Chapter: O Mito da Democracia Racial no Brasil

By Emília Viotti Costa.

This essay is repeated elsewhere; I got it from Chapter 9 of

Costa, Emília. Da Monarquia à República: Momentos Decisivos. São Paulo: Editora UNESP, 2007.

In English, this essay is entitled "The Myth of Racial Democracy." I found it referenced in Júnia Ferreira Furtado's book called Chica da Silva: A Brazilian Slave of the Eighteenth Century. In her essay, Costa discusses how "social scientists and historians operate on the level of social mythology and they themselves, whether they like it or not, help destroy and create myths. In the process, the "truth" of one generation very often becomes the myth of the next. Studious North Americans, for example, today can talk about the myth of the self-made man. Nevertheless, for many of those who lived in the United States in the 19th century (and perhaps for many today) it corresponded to their experience of life, and it wasn't simply a dream that helped the common man confront his daily frustrations. The myth helped reduce social conflict, that is clear. But it also impelled men to great enterprises, some successes and others failures. It was a part of the American reality, just as real in traditional experience as money, work, and hunger" (368).

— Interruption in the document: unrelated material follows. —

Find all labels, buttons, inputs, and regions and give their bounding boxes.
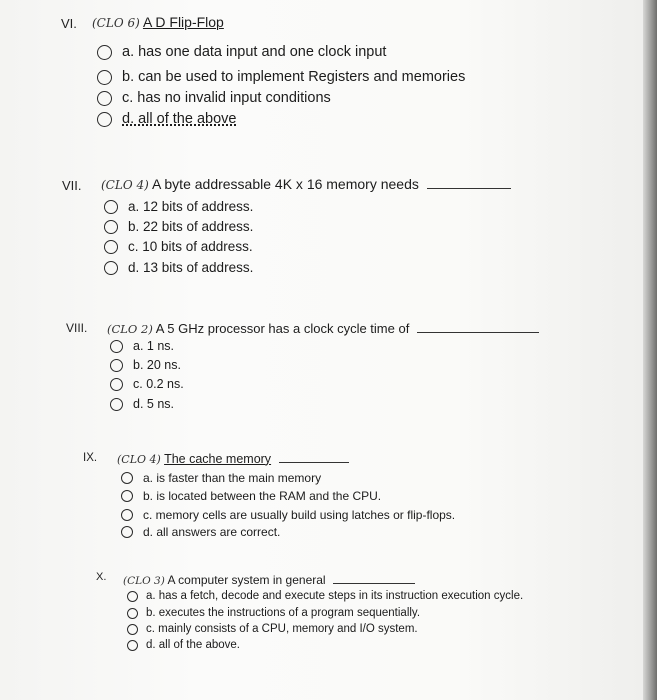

While Costa argues that the "self-made man" wasn't a part of the reality in Brazil, but that the myth of racial democracy has been equal in creating possibilities while denying actual reality. Showing data on education that anyone could look up, the disparity in access to wealth based on skin color is striking. To repeat the quote above more succinctly, she notes how "a powerful myth, the idea of a racial democracy - that to a certain point regulated the perceptions of the lives of Brazilians of Freyre's generation - turned into, for a new generation of social scientists, a ruined and discredited myth" (368).

The concept is interesting; in today's world there seems to be a battle for dominance over truths. Do we save time and call them tomorrow's myths? The implication here is that the moment we write something down it becomes myth, even the social scientists, like it or not. So, this would make Júnia Ferreira Furtado's book on Chica da Silva simply another in a long line of myths about her. The previous works on her have been debunked for inaccuracies; are we simply waiting for another set of criticisms to take Furtado's place? I am still struggling to make sense of this, but it seems to me that where one is located in ability to make myths is key; just because something is "truth" doesn't mean it will gain any traction. Take the question of vaccinations in the U.S., for example. The study that was debunked about a link between autism and vaccinations has been so thoroughly shown to be a fraud, but it continues to live on through public discourse and affect the way all of us make decisions about whether or not to vaccinate and how.

Costa proposes a way of looking at racial democracy, that it was a response to the theories of racial hierarchy in Europe, so "confronting the theories that highlighted the superiority of the white population and the inferiority of mestizos and blacks, the Brazilian elite - a minority of whites, some of hwome were not sure of the "purity" of their blood, surrounded by a majority of mestizos - didn't discover a better solution than to located their hopes in the process of "whitening" (branqueamento)" (371). Prejudice then became based on color and not origin, as in the U.S. (Ibid.)

This is an excellent read, and the rest of the book looks appears to be very interesting as well. If you don't read Portuguese but are looking to know more about Brazil's racial landscape, this is a good place to begin.